By Matt Mazur on April 6, 2014

This Emergent Mind project is inspired by the tree growing procedure outlined by Richard Dawkins in The Blind Watchmaker:

Embryonic development is far too elaborate a process to simulate realistically on a small computer. We must represent it by some simple analogue. We must find a simple picture-drawing rule that the computer can easily obey, and which can then be made to vary under the influence of 'genes'. What drawing rule shall we choose? Textbooks of computer science often illustrate the power of what they call 'recursive' programming with a simple tree-growing procedure. The computer starts by drawing a single vertical line.

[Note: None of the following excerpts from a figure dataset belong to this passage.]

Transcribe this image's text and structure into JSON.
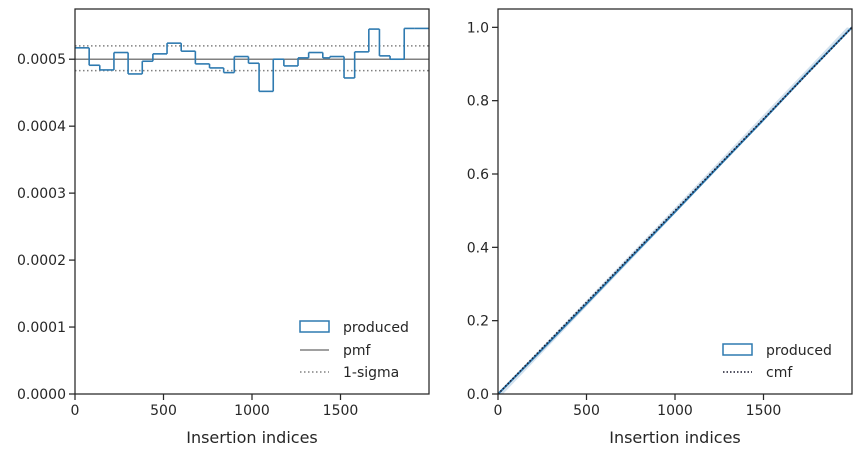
{
  "chart_data": [
    {
      "type": "step",
      "xlabel": "Insertion indices",
      "ylabel": "",
      "xlim": [
        0,
        2000
      ],
      "ylim": [
        0,
        0.000575
      ],
      "xticks": [
        0,
        500,
        1000,
        1500
      ],
      "xtick_labels": [
        "0",
        "500",
        "1000",
        "1500"
      ],
      "yticks": [
        0,
        0.0001,
        0.0002,
        0.0003,
        0.0004,
        0.0005
      ],
      "ytick_labels": [
        "0.0000",
        "0.0001",
        "0.0002",
        "0.0003",
        "0.0004",
        "0.0005"
      ],
      "grid": false,
      "legend_placement": "lower-right",
      "series": [
        {
          "name": "produced",
          "kind": "histogram-step",
          "color": "#2e7ab0",
          "bin_edges": [
            0,
            80,
            140,
            220,
            300,
            380,
            440,
            520,
            600,
            680,
            760,
            840,
            900,
            980,
            1040,
            1120,
            1180,
            1260,
            1320,
            1400,
            1440,
            1520,
            1580,
            1660,
            1720,
            1780,
            1860,
            1920,
            2000
          ],
          "values": [
            0.000517,
            0.000491,
            0.000484,
            0.00051,
            0.000478,
            0.000497,
            0.000508,
            0.000524,
            0.000512,
            0.000493,
            0.000487,
            0.00048,
            0.000504,
            0.000494,
            0.000452,
            0.0005,
            0.00049,
            0.000502,
            0.00051,
            0.000502,
            0.000504,
            0.000472,
            0.000511,
            0.000545,
            0.000505,
            0.0005,
            0.000546,
            0.000546
          ]
        },
        {
          "name": "pmf",
          "kind": "hline",
          "color": "#808080",
          "y": 0.0005
        },
        {
          "name": "1-sigma",
          "kind": "hline-pair",
          "color": "#808080",
          "y": [
            0.000483,
            0.00052
          ]
        }
      ]
    },
    {
      "type": "line",
      "xlabel": "Insertion indices",
      "ylabel": "",
      "xlim": [
        0,
        2000
      ],
      "ylim": [
        0,
        1.05
      ],
      "xticks": [
        0,
        500,
        1000,
        1500
      ],
      "xtick_labels": [
        "0",
        "500",
        "1000",
        "1500"
      ],
      "yticks": [
        0,
        0.2,
        0.4,
        0.6,
        0.8,
        1.0
      ],
      "ytick_labels": [
        "0.0",
        "0.2",
        "0.4",
        "0.6",
        "0.8",
        "1.0"
      ],
      "grid": false,
      "legend_placement": "lower-right",
      "band_color": "#c9dbea",
      "series": [
        {
          "name": "produced",
          "kind": "cumulative-step",
          "color": "#2e7ab0",
          "x": [
            0,
            250,
            500,
            750,
            1000,
            1250,
            1500,
            1750,
            2000
          ],
          "y": [
            0,
            0.122,
            0.246,
            0.372,
            0.497,
            0.623,
            0.748,
            0.876,
            1.0
          ]
        },
        {
          "name": "cmf",
          "kind": "dotted-line",
          "color": "#1a1a2e",
          "x": [
            0,
            2000
          ],
          "y": [
            0,
            1.0
          ]
        }
      ]
    }
  ],
  "legend": {
    "left": {
      "produced": "produced",
      "pmf": "pmf",
      "sigma": "1-sigma"
    },
    "right": {
      "produced": "produced",
      "cmf": "cmf"
    }
  }
}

Then the line branches into two. Then each of the branches splits into two sub-branches. Then each of the sub-branches splits into sub-sub-branches, and so on. It is 'recursive' because the same rule (in this case a branching rule) is applied logically all over the growing tree. No matter how big the tree may grow, the same branching rule goes on being applied at the tips of all its twigs. The 'depth' of recursion, means the number of sub-sub-… branches that are allowed to grow, before the process is brought to a halt.

You can adjust the depth of the tree (how many sub-branches to create), the growth multiplier (how long each branch is relative to its parent branch), and the branch angle to see what impact they have on the growth of the tree.